In an interview as told to Huma Bilgrami Latif published in Youandi.com, Princess Esra talks about her early married life in Hyderabad and how restoring inherited properties and palaces of family later became her passion.
"I always wanted to do something for the city, but it was a bit difficult when I got married because my husband's grandfather was alive, and my life was very restricted back then. There was a certain way one had to behave, places one could go, and who one could see. After his death, however, we had the possibility to do things our way, but then we had enormous problems: the death duty, the tax was 98 per cent, etc."

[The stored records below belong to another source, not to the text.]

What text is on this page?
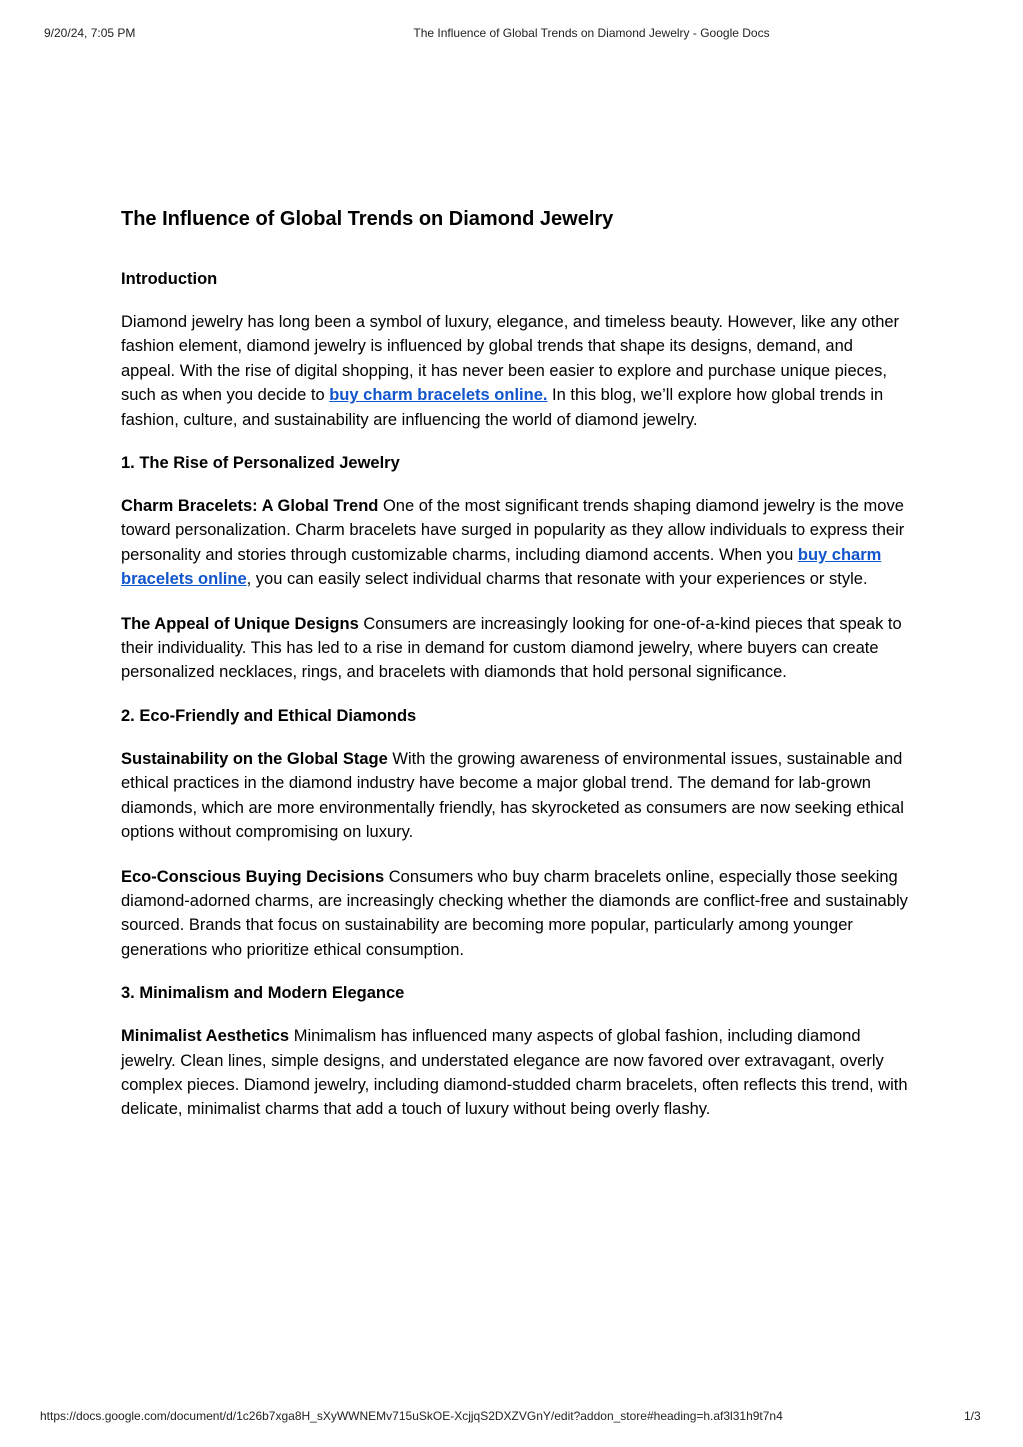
9/20/24, 7:05 PM	The Influence of Global Trends on Diamond Jewelry - Google Docs
The Influence of Global Trends on Diamond Jewelry
Introduction

Diamond jewelry has long been a symbol of luxury, elegance, and timeless beauty. However, like any other fashion element, diamond jewelry is influenced by global trends that shape its designs, demand, and appeal. With the rise of digital shopping, it has never been easier to explore and purchase unique pieces, such as when you decide to buy charm bracelets online. In this blog, we’ll explore how global trends in fashion, culture, and sustainability are influencing the world of diamond jewelry.

1. The Rise of Personalized Jewelry

Charm Bracelets: A Global Trend One of the most significant trends shaping diamond jewelry is the move toward personalization. Charm bracelets have surged in popularity as they allow individuals to express their personality and stories through customizable charms, including diamond accents. When you buy charm bracelets online, you can easily select individual charms that resonate with your experiences or style.

The Appeal of Unique Designs Consumers are increasingly looking for one-of-a-kind pieces that speak to their individuality. This has led to a rise in demand for custom diamond jewelry, where buyers can create personalized necklaces, rings, and bracelets with diamonds that hold personal significance.

2. Eco-Friendly and Ethical Diamonds

Sustainability on the Global Stage With the growing awareness of environmental issues, sustainable and ethical practices in the diamond industry have become a major global trend. The demand for lab-grown diamonds, which are more environmentally friendly, has skyrocketed as consumers are now seeking ethical options without compromising on luxury.

Eco-Conscious Buying Decisions Consumers who buy charm bracelets online, especially those seeking diamond-adorned charms, are increasingly checking whether the diamonds are conflict-free and sustainably sourced. Brands that focus on sustainability are becoming more popular, particularly among younger generations who prioritize ethical consumption.

3. Minimalism and Modern Elegance

Minimalist Aesthetics Minimalism has influenced many aspects of global fashion, including diamond jewelry. Clean lines, simple designs, and understated elegance are now favored over extravagant, overly complex pieces. Diamond jewelry, including diamond-studded charm bracelets, often reflects this trend, with delicate, minimalist charms that add a touch of luxury without being overly flashy.

https://docs.google.com/document/d/1c26b7xga8H_sXyWWNEMv715uSkOE-XcjjqS2DXZVGnY/edit?addon_store#heading=h.af3l31h9t7n4	1/3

"Then our privileges were taken, and the land was taken; it was impossible to keep up one's dreams," Princess Esra is quoted as saying.
"Later, I got divorced, and after 20 years, Mukarram Jah asked me to come back and help out in Hyderabad because everything was in a mess and there were big problems. When I came back, the whole place looked as if it was the loot of Delhi by Nader Shah. There was nothing left; everything was taken. It was terribly sad, and I thought to myself that I have to give something of the family back to Hyderabad."
" It was our duty," the Princess is quoted as saying while describing her efforts to renovate and restore the Chowmahalla Palace and Falaknuma Palace.
Decades after this interview was published, today, it is the same Chowmahalla Palace where Mukarram Jah's mortal remains will first be taken to after arriving here in a chartered flight.
Jah's body would be kept at the Khilwat Palace from 8 AM to 1 PM on January 18 to enable people to pay their last respects.
The burial would take place at the Asaf Jahi family tombs here, a statement issued by an office of Prince Mukarram Jah had said.
As per his desire of being laid to rest in India, his children are scheduled to travel to Hyderabad with the mortal remains of the late Nizam on January 17, the statement added.
Telangana Chief Minister K Chandrasekhar Rao, who condoled the death of Prince Mukarram Jah, directed officials to conduct his last rites with the highest State honours in recognition of his social services in the fields of education and medicine for the poor as the successor of the Nizam.